Chinese investors' global
hunt for real estate is helping drive Vancouver
home prices to record highs and the city, long among top destinations for
wealthy mainland buyers, is feeling the bonanza's unwelcome side-effects.
The latest wave of Chinese
money, linked in part to Beijing 's
anti-graft crackdown, is flowing into luxury hot spots. But it has also started
driving up housing costs elsewhere in a city which already ranks as North America 's least affordable urban market.
For decades, Vancouver , along with Hong Kong, Sydney
and Singapore and, more
recently, New York and London has been attracting Chinese and other
Asian buyers.
And just like those other
cities, Vancouver
got caught in the most recent buying frenzy, which realtors say has intensified
after President Xi Jinping announced his anti-corruption crusade in late 2012.
"In the last year,
there's been the corruption crackdown in China and a lot of people have seen
their wealth evaporate over there because of that," said Dan Scarrow, a
vice-president at MacDonald Realty. "So they want to put it somewhere they
perceive as safe and there's nowhere safer than the West."
Canada does not track
foreign property buyers, but analysis of city assessment data carried out by a
leading urban planner and made available to Reuters helped identify Vancouver's
hottest neighbourhoods.
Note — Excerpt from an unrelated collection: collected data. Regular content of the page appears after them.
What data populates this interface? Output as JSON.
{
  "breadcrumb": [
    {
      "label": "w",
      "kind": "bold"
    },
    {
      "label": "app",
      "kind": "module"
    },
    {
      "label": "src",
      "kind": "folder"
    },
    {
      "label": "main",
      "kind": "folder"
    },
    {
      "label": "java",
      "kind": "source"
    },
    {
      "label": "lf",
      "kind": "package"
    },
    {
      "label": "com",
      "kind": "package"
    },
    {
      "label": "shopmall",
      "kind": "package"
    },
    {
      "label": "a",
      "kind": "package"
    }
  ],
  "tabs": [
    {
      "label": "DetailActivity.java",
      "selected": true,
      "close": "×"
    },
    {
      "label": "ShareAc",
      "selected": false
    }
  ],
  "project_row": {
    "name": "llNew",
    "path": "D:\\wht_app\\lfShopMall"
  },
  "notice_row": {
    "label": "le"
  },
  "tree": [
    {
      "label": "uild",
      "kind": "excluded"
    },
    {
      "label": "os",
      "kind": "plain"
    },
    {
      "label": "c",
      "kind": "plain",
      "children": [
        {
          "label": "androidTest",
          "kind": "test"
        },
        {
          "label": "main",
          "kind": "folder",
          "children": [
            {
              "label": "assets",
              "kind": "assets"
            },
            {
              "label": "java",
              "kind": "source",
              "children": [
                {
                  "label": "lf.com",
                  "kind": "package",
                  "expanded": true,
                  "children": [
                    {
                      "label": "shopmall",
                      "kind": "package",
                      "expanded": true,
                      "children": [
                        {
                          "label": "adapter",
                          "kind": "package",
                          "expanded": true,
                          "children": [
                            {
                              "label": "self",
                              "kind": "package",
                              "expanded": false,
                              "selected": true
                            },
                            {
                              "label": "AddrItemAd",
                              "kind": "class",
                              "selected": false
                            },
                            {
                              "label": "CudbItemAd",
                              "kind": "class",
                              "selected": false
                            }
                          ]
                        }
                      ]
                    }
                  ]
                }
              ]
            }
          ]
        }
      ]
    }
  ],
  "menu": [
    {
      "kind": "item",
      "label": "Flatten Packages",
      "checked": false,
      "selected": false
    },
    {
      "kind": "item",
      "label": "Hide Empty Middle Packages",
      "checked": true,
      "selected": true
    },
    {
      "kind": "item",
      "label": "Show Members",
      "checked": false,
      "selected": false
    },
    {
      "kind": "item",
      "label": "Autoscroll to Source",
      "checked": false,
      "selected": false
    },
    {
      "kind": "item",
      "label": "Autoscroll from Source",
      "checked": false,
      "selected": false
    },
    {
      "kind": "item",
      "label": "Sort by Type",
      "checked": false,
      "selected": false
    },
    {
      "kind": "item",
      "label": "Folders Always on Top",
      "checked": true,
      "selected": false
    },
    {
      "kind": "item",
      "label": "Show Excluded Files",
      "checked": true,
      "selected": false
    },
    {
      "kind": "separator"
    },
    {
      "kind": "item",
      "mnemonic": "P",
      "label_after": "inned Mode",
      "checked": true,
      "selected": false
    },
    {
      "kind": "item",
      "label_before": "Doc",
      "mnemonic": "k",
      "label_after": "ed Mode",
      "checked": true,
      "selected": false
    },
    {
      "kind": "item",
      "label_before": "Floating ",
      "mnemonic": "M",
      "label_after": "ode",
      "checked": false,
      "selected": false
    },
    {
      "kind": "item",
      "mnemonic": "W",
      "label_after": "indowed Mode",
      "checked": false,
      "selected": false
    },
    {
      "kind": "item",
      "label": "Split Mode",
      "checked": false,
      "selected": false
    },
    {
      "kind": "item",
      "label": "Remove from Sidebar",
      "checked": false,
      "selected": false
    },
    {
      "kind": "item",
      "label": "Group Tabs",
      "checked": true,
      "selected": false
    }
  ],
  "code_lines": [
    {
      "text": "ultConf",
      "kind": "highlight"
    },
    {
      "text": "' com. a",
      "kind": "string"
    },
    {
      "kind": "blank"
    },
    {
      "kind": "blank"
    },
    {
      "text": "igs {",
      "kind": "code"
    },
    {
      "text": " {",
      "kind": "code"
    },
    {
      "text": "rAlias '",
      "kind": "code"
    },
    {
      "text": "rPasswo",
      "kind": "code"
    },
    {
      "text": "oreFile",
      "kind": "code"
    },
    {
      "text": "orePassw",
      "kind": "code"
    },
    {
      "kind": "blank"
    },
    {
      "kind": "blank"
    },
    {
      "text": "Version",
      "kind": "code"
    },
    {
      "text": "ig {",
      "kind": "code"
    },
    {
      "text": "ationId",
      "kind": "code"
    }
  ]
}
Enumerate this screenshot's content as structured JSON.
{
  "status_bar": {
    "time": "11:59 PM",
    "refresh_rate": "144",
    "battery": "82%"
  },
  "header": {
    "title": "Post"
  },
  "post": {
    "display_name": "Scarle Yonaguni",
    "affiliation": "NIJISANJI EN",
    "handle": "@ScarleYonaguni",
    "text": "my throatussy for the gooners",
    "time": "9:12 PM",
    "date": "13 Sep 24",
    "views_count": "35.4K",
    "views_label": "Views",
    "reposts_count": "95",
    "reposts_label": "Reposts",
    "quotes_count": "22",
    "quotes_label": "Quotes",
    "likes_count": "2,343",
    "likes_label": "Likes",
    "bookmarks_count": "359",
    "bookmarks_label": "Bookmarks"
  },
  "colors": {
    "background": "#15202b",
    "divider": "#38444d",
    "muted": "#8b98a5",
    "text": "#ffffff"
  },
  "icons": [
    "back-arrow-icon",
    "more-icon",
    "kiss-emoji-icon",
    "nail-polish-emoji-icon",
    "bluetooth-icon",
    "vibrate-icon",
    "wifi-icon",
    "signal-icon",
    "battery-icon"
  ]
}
Interviews with realtors active in those areas
confirmed the perception that Chinese buyers were largely behind the latest
rally.
City-wide home values are
already up more than 35% since 2009 and realtors are saying that more than half
the buyers in prime markets are mainland Chinese.
The impact of the latest
inflow of foreign cash is particularly acute for Vancouver , its market is already tight
because of limited building space and a decade-long nationwide property bull
run fuelled by low borrowing costs.
The money flow has
also transformed the DNA of the city. Condo towers in Vancouver are now built
without a fourth floor, as that number is unlucky in Asian cultures, and wok
kitchens - a second kitchen for cooking with a smoky wok - are standard in most
new homes.
The influx is also having
a trickledown effects as people sell out in prime locations and move to other
neighbourhoods, driving up prices and widening the gap between housing costs and
the condition of the local economy.
Info Source: Reuters
As long as there is a need for Mainland Chinese to park their money and Hongkongers continue to
snap up apartments because these are deemed much more affordable than back home,
the property market in Vancouver
will probably stay "hot" for quite awhile yet.